Das Gute (je nach Ansicht) an der Sache ist: Mit „The Will of the People“ sind Muse unsterblich geworden: Mit dem richtigen Programm können selbst nach dem Ableben des Trios weiterhin Muse-Alben geschrieben, produziert und veröffentlicht werden – falls es sich dann noch wirtschaftlich lohnt. Ein weiterer Vorteil eines K.I.-getriebenen Kompositionsprozesses: Matthew Bellamy hätte dann auch endlich (noch) mehr Zeit, sich seiner wahren Leidenschaft – dem Sammeln von all möglichem LED-Kram – zu widmen. In dem Sinne hätte man die Platte konsequenterweise – den roten Faden hätte zudem „Drones“ geliefert – auch „Bots“ nennen sollen.
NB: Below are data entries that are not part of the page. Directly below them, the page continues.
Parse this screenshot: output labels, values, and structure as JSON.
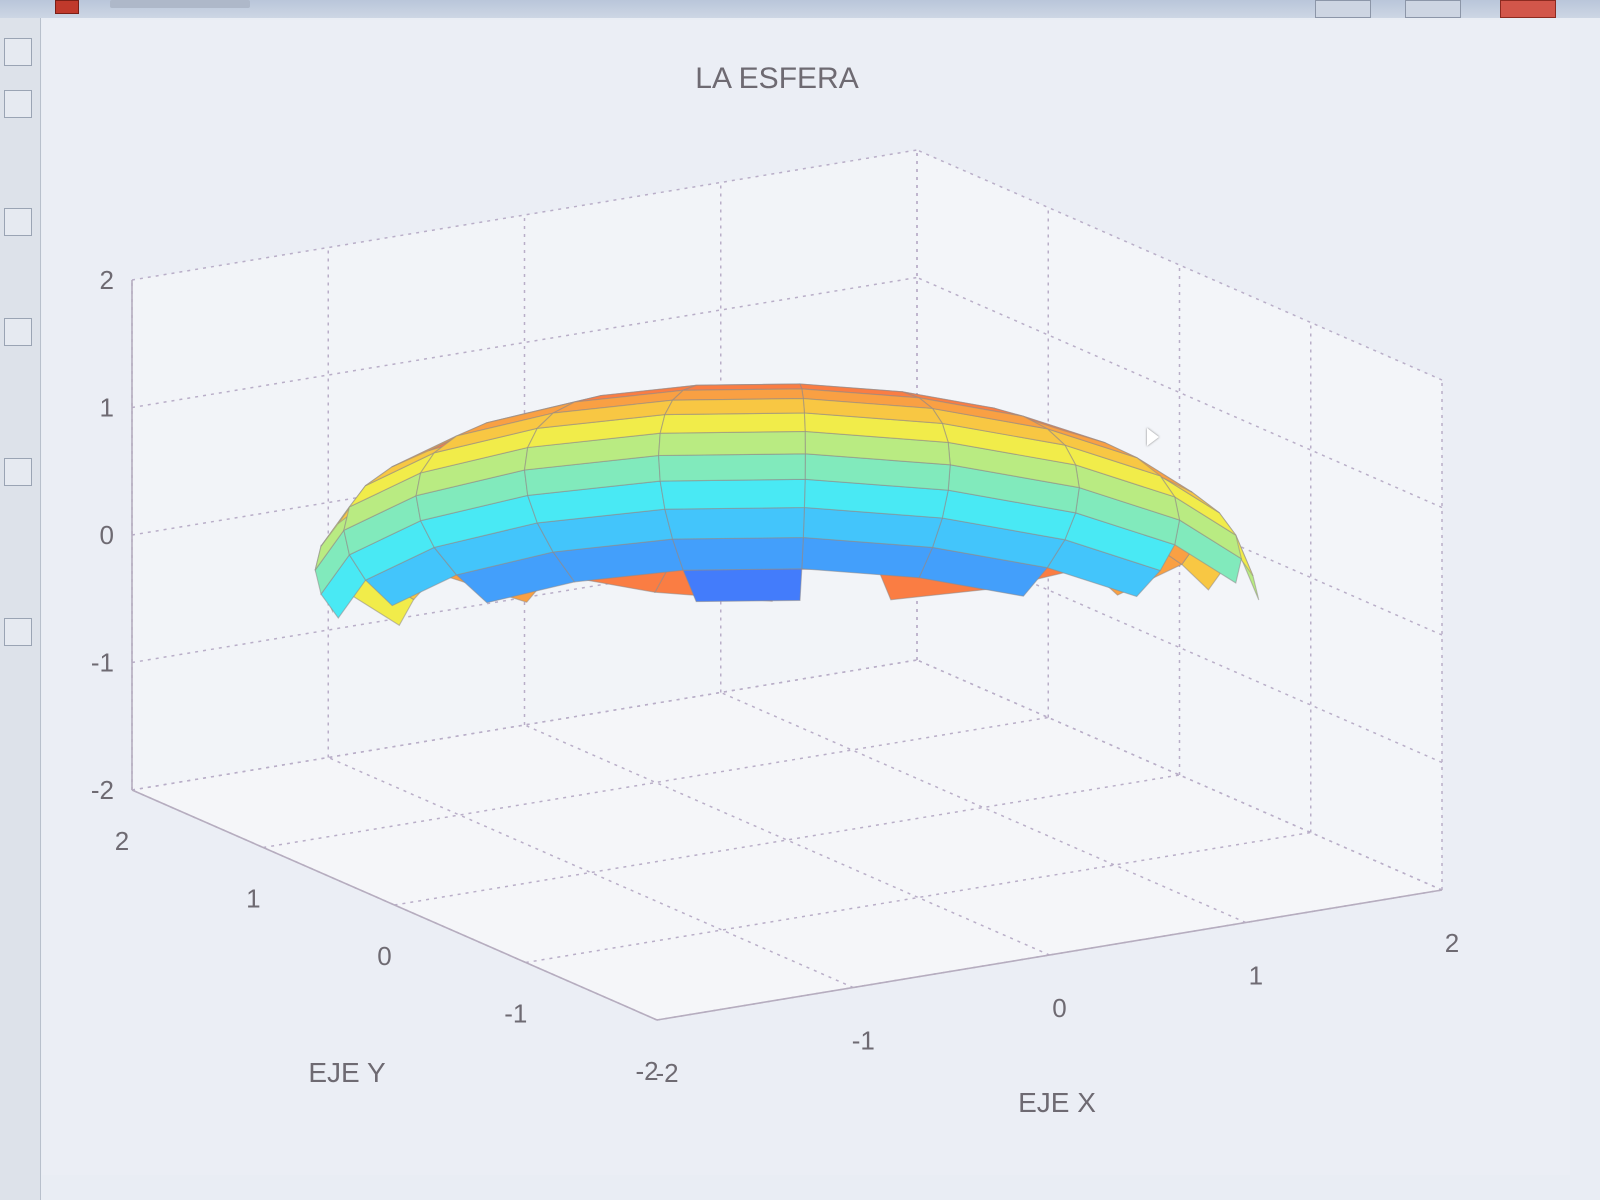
{
  "window": {
    "buttons": [
      {
        "name": "minimize-button"
      },
      {
        "name": "maximize-button"
      },
      {
        "name": "close-button"
      }
    ]
  },
  "toolbar": {
    "tools": [
      "zoom-icon",
      "pan-icon",
      "rotate-icon",
      "datacursor-icon",
      "colorbar-icon",
      "legend-icon"
    ]
  },
  "chart_data": {
    "type": "surface3d",
    "surface": "ellipsoid",
    "semi_axes": {
      "x": 2,
      "y": 2,
      "z": 1.2
    },
    "center": [
      0,
      0,
      0
    ],
    "title": "LA ESFERA",
    "xlabel": "EJE X",
    "ylabel": "EJE Y",
    "zlabel": "",
    "xlim": [
      -2,
      2
    ],
    "ylim": [
      -2,
      2
    ],
    "zlim": [
      -2,
      2
    ],
    "xticks": [
      "-2",
      "-1",
      "0",
      "1",
      "2"
    ],
    "yticks": [
      "-2",
      "-1",
      "0",
      "1",
      "2"
    ],
    "zticks": [
      "-2",
      "-1",
      "0",
      "1",
      "2"
    ],
    "grid": true,
    "colormap": "jet",
    "colors": {
      "jet_low": "#1e9fdc",
      "jet_mid_low": "#3fd9dd",
      "jet_mid": "#f4e070",
      "jet_mid_high": "#f7884a",
      "jet_high": "#a8303a"
    }
  }
}
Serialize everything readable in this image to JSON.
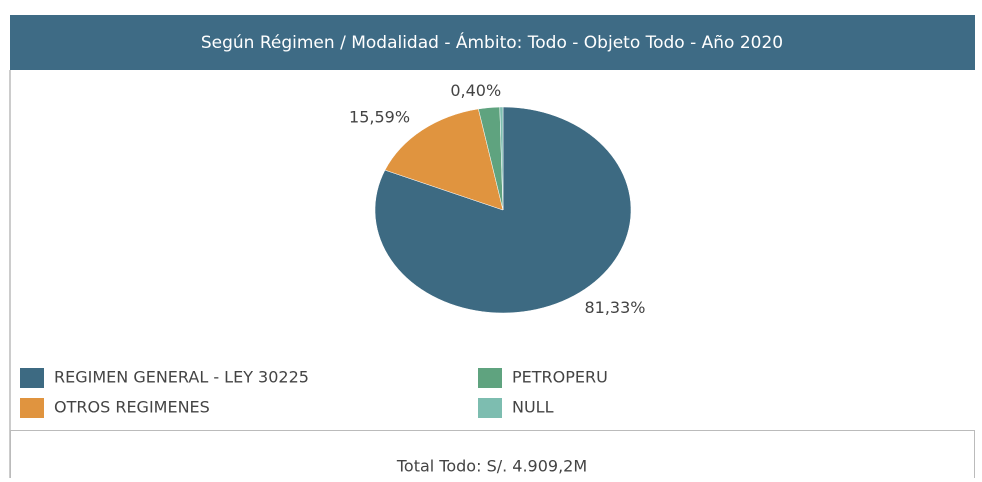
{
  "chart_data": {
    "type": "pie",
    "title": "Según Régimen / Modalidad - Ámbito: Todo - Objeto Todo - Año 2020",
    "categories": [
      "REGIMEN GENERAL - LEY 30225",
      "OTROS REGIMENES",
      "PETROPERU",
      "NULL"
    ],
    "values": [
      81.33,
      15.59,
      2.68,
      0.4
    ],
    "value_labels": [
      "81,33%",
      "15,59%",
      null,
      "0,40%"
    ],
    "colors": [
      "#3d6a82",
      "#e0943f",
      "#5fa37f",
      "#7dbdb0"
    ],
    "total": "Total Todo: S/. 4.909,2M"
  }
}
Eine Marktlücke haben Bellamy, Bono und Martin (oder wie die anderen beiden auch heißen) jedoch entdeckt: Gemeint ist das Marilyn-Manson-Plagiat beim namengebenden Opener „The Will of the People“, das so dreist ist, dass jeder, der sich ein bisschen mit Musik auskennt, stets „The Beautiful People“ anstatt „The Will of the People“ mitsingen wird.

Vielleicht kann Muse auf der nächsten Platte sämtliche Hits von Musikern, die im #MeToo-Kontext zu personae non gratae geworden sind, wiederverwerten und deren Tracks und Melodiebögen so wieder für all diejenigen hörbar machen, die zurzeit Gewissensbisse haben, wenn irgendwo ein Track von „The Suburbs“ läuft. Also, Matthew: Auf der nächsten Platte möchten wir dann ein bisschen was Arcade Fire, Brand New oder, wenn wir schon dabei sind, Michael Jackson hören.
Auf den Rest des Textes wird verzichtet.